Like everyone, I am looking forward to the end of the semester. After the last two weeks packed with teaching, oral presentation rehearsals, meetings–let alone my own writing deadlines and classwork–I’m right there with everyone else hailing the approaching summer. As much as I love the work I do, I know that in a mere month I’ll get the rare privilege to sleep in on a Saturday without anxiety. For those of us who are lucky enough to get to slack a bit in the summer, it’s sometimes all we can use to keep us going. Administrators right on down to students–we’re all singing the same poppy song. It’s about sunshine and sleep and freedom.

Photo ©Bahman Farzad / lotusflowerimages.com
However, I’ve also been feeling something unique this year as the last weeks of the term arrive: I’m calling it the Grad School Year’s End Blues. You may be familiar with it. The Grad School Year’s End Blues comes sliding in with the deadlines pulsing just in the distance. It floats around as that residual senior-itis brushes off the folks who are actually leaving. It comes (to me at least) along with the swelling acknowledgement that “my summer off” will be a write-a-thon punctuated by expensive conferences and exams.
But it’s not all about disappointment or anxiety, these blues. That’s the chorus, to be sure–the hook. I want to sing one particular verse, one that I’m just learning for the first time this year: the verse about the end of a one-of-a-kind teaching experience.
I tend to surround myself with teachers who love to teach, and I’ve heard them each hum a line of this one in their time: about the honors capstone course they got to teach that once, or the totally blog-based integrated learning environment they’d finally perfected after years of tweaking. The last lyrics always end, “but who knows when I’ll ever get to do that again!”

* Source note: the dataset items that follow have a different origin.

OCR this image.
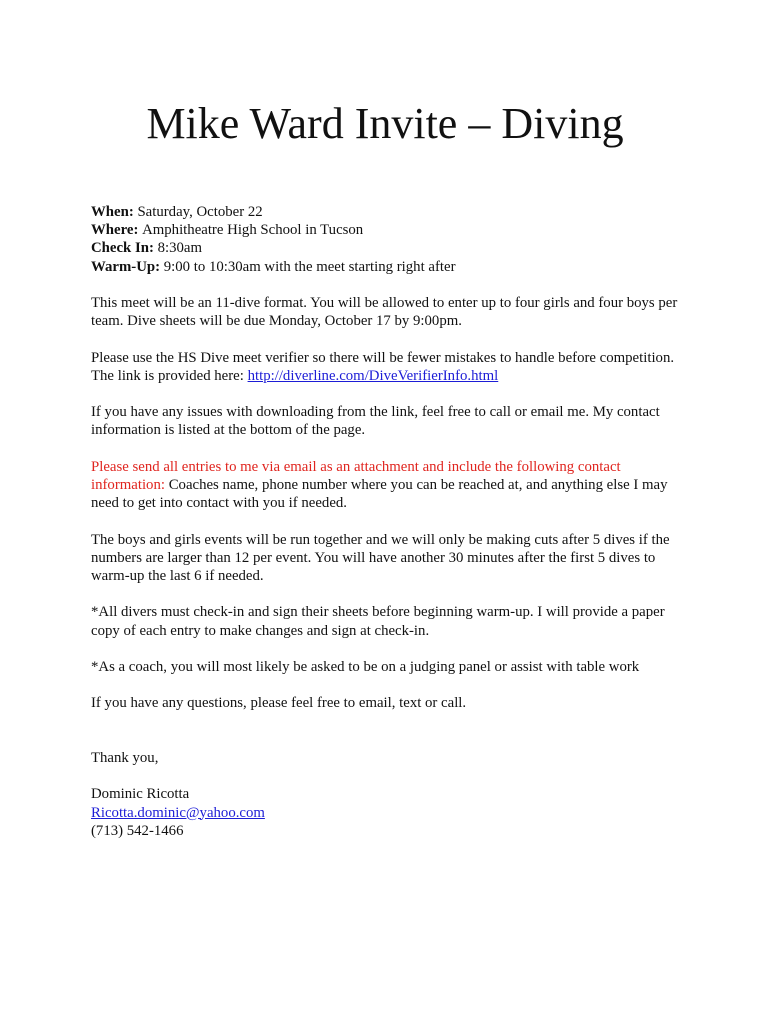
Mike Ward Invite – Diving

When: Saturday, October 22

Where: Amphitheatre High School in Tucson

Check In: 8:30am

Warm-Up: 9:00 to 10:30am with the meet starting right after

This meet will be an 11-dive format. You will be allowed to enter up to four girls and four boys per team. Dive sheets will be due Monday, October 17 by 9:00pm.

Please use the HS Dive meet verifier so there will be fewer mistakes to handle before competition. The link is provided here: http://diverline.com/DiveVerifierInfo.html

If you have any issues with downloading from the link, feel free to call or email me. My contact information is listed at the bottom of the page.

Please send all entries to me via email as an attachment and include the following contact information: Coaches name, phone number where you can be reached at, and anything else I may need to get into contact with you if needed.

The boys and girls events will be run together and we will only be making cuts after 5 dives if the numbers are larger than 12 per event. You will have another 30 minutes after the first 5 dives to warm-up the last 6 if needed.

*All divers must check-in and sign their sheets before beginning warm-up. I will provide a paper copy of each entry to make changes and sign at check-in.

*As a coach, you will most likely be asked to be on a judging panel or assist with table work

If you have any questions, please feel free to email, text or call.

Thank you,

Dominic Ricotta

Ricotta.dominic@yahoo.com

(713) 542-1466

That’s my situation this year. I ended up getting a repeat gig as a first-year composition instructor for the honors engineering program at City College. Two falls in a row now, I’ve taught honors engineers with a curriculum I adapted from the department’s template. I’ve experimented wildly, and received decent support and encouragement from my supervisors. I gave it a few injections of comp/rhet methodology (process work, freewriting, revision, collaboration) and technology (wikis, blogs, multimodal assignments). The really special thing is that this year I got to teach only these students: the two sections of the honors English 110 course from the fall followed me almost wholesale to the 210 course I’m teaching this spring. For the first time in my teaching career, I got to see how a writer develops over more than 15 weeks. It’s been tremendously instructive.

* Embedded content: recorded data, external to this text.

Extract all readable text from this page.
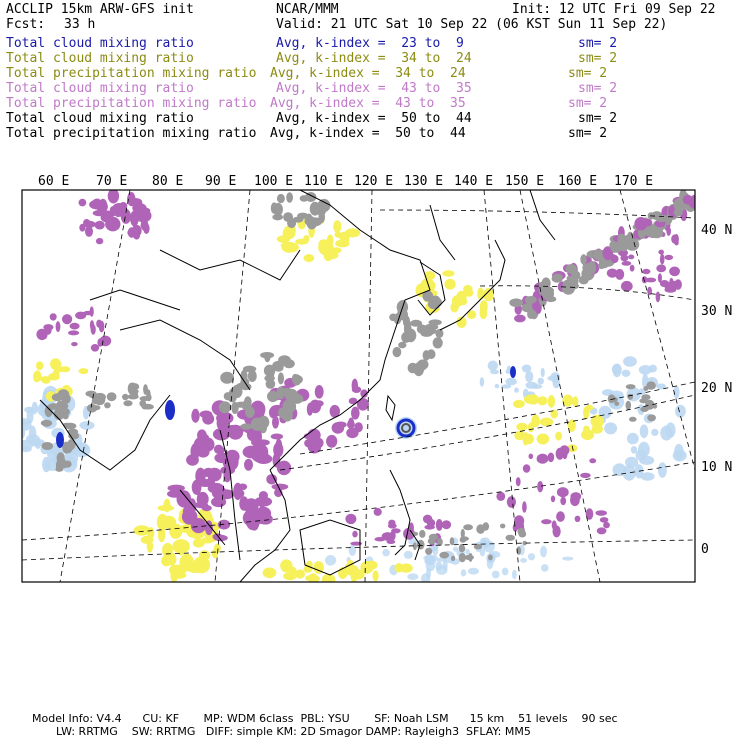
ACCLIP 15km ARW-GFS init	NCAR/MMM	Init: 12 UTC Fri 09 Sep 22
Fcst: 33 h	Valid: 21 UTC Sat 10 Sep 22 (06 KST Sun 11 Sep 22)
Total cloud mixing ratio	Avg, k-index =  23 to  9	sm= 2
Total cloud mixing ratio	Avg, k-index =  34 to  24	sm= 2
Total precipitation mixing ratio Avg, k-index =  34 to  24	sm= 2
Total cloud mixing ratio	Avg, k-index =  43 to  35	sm= 2
Total precipitation mixing ratio Avg, k-index =  43 to  35	sm= 2
Total cloud mixing ratio	Avg, k-index =  50 to  44	sm= 2
Total precipitation mixing ratio Avg, k-index =  50 to  44	sm= 2
60 E 70 E 80 E 90 E 100 E 110 E 120 E 130 E 140 E 150 E 160 E 170 E
40 N
30 N
20 N
10 N
0
Model Info: V4.4      CU: KF       MP: WDM 6class  PBL: YSU       SF: Noah LSM      15 km    51 levels    90 sec
LW: RRTMG    SW: RRTMG   DIFF: simple KM: 2D Smagor DAMP: Rayleigh3  SFLAY: MM5
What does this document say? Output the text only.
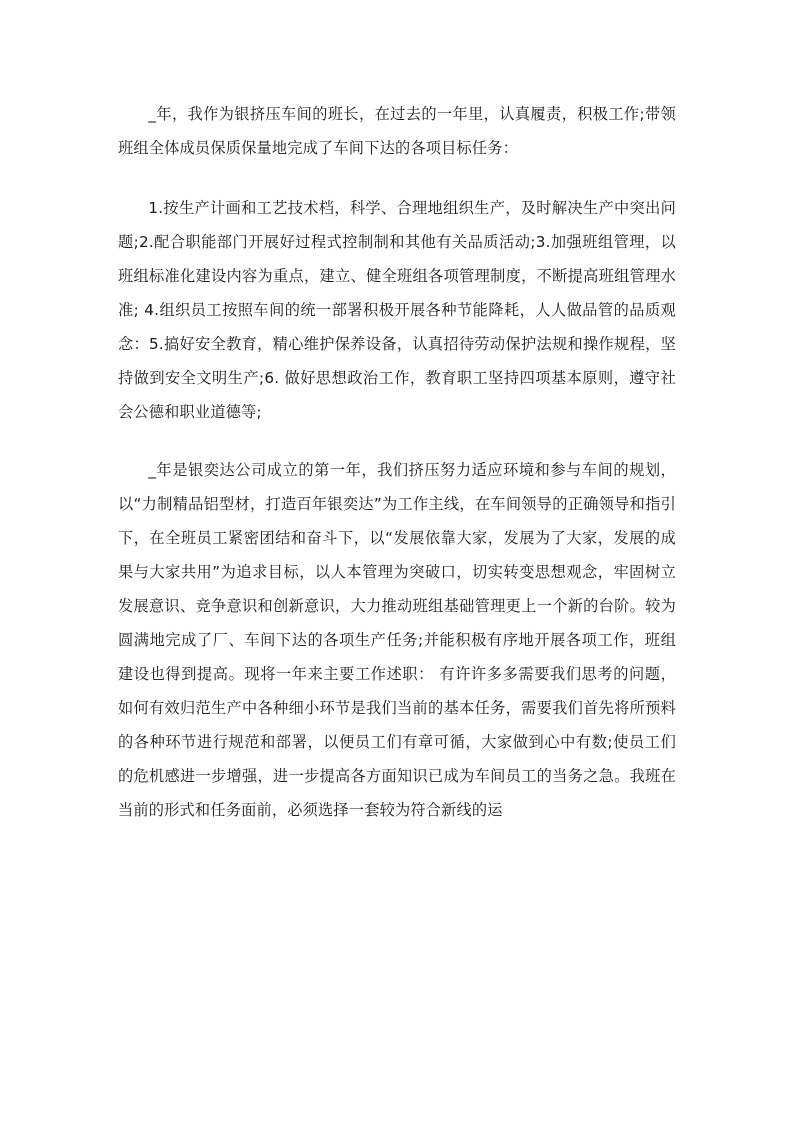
_年，我作为银挤压车间的班长，在过去的一年里，认真履责，积极工作;带领班组全体成员保质保量地完成了车间下达的各项目标任务：

1.按生产计画和工艺技术档，科学、合理地组织生产，及时解决生产中突出问题;2.配合职能部门开展好过程式控制制和其他有关品质活动;3.加强班组管理，以班组标准化建设内容为重点，建立、健全班组各项管理制度，不断提高班组管理水准; 4.组织员工按照车间的统一部署积极开展各种节能降耗，人人做品管的品质观念：5.搞好安全教育，精心维护保养设备，认真招待劳动保护法规和操作规程，坚持做到安全文明生产;6. 做好思想政治工作，教育职工坚持四项基本原则，遵守社会公德和职业道德等;

_年是银奕达公司成立的第一年，我们挤压努力适应环境和参与车间的规划，以“力制精品铝型材，打造百年银奕达”为工作主线，在车间领导的正确领导和指引下，在全班员工紧密团结和奋斗下，以“发展依靠大家，发展为了大家，发展的成果与大家共用”为追求目标，以人本管理为突破口，切实转变思想观念，牢固树立发展意识、竞争意识和创新意识，大力推动班组基础管理更上一个新的台阶。较为圆满地完成了厂、车间下达的各项生产任务;并能积极有序地开展各项工作，班组建设也得到提高。现将一年来主要工作述职： 有许许多多需要我们思考的问题，如何有效归范生产中各种细小环节是我们当前的基本任务，需要我们首先将所预料的各种环节进行规范和部署，以便员工们有章可循，大家做到心中有数;使员工们的危机感进一步增强，进一步提高各方面知识已成为车间员工的当务之急。我班在当前的形式和任务面前，必须选择一套较为符合新线的运
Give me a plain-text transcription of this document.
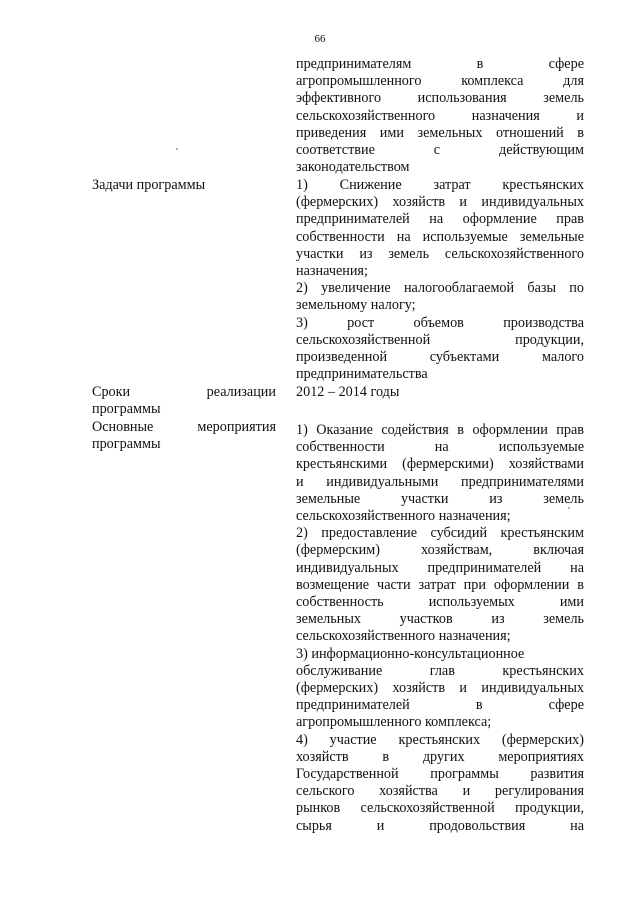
66
предпринимателям в сфере
агропромышленного комплекса для
эффективного использования земель
сельскохозяйственного назначения и
приведения ими земельных отношений в
соответствие с действующим
законодательством
Задачи программы	1) Снижение затрат крестьянских
(фермерских) хозяйств и индивидуальных
предпринимателей на оформление прав
собственности на используемые земельные
участки из земель сельскохозяйственного
назначения;
2) увеличение налогооблагаемой базы по
земельному налогу;
3) рост объемов производства
сельскохозяйственной продукции,
произведенной субъектами малого
предпринимательства
Сроки реализации
программы
2012 – 2014 годы
Основные мероприятия
программы
1) Оказание содействия в оформлении прав
собственности на используемые
крестьянскими (фермерскими) хозяйствами
и индивидуальными предпринимателями
земельные участки из земель
сельскохозяйственного назначения;
2) предоставление субсидий крестьянским
(фермерским) хозяйствам, включая
индивидуальных предпринимателей на
возмещение части затрат при оформлении в
собственность используемых ими
земельных участков из земель
сельскохозяйственного назначения;
3) информационно-консультационное
обслуживание глав крестьянских
(фермерских) хозяйств и индивидуальных
предпринимателей в сфере
агропромышленного комплекса;
4) участие крестьянских (фермерских)
хозяйств в других мероприятиях
Государственной программы развития
сельского хозяйства и регулирования
рынков сельскохозяйственной продукции,
сырья и продовольствия на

I’d be lying if I didn’t say I feel a hokey kind of pride for how far these particular students have developed. They’ve grown tremendously in their understanding of writing, both as a practice and as a discipline of study. But that’s not the feeling in this song. This is Nina Simone, not Sarah Vaughan. There’s a snarl behind those tears.
The reality is, as an adjunct teacher who studies composition pedagogy, I benefit professionally from the chance to experiment on a wide variety of writing curricula, student demographics, and physical spaces (this year in a computer lab for the first and probably last time). I know that this was probably my only chance to study this kind of pedagogical situation, at least until I’m in a full-time job. The truth is, I got lucky just to get this kind of experience the first time: most people get very little freedom in the courses they teach. And I might get lucky enough to get another go at it, to see if the successes I had here are actually repeatable. But I probably won’t.

Experience working in diverse teaching spaces matters.
Photo by Mike1024 via Wikimedia Commons.
For me, and a lot of pedagogy folks out there I know, access to a free range of courses to teach is like access to lab space. The reality for most of us who adjunct at CUNY is that it’s usually the luck of the draw whether we land in departments that give us access to a variety of teaching opportunities, or those that reserve the more challenging courses for full-time faculty. If we want to push our scholarship as compositionists, to produce innovative work that will lead to publication, or to ensure a wide and impressive teaching portfolio for when we enter the job market, we need access to new and challenging teaching experiences. From my experience in English departments, at least, the keys to that lab space are guarded pretty tightly (tell me in the comments if it’s different elsewhere).
So, I’m sure I’ll enjoy my summer when it gets here. I bet I’ll have a great time at that conference, and I’ll learn Spanish, and I’ll write a ton and still somehow have fun in the sun. But for now, I’m still here reading student papers, trying to enjoy the last good bits of the term, and singing these Grad School Year’s End Blues.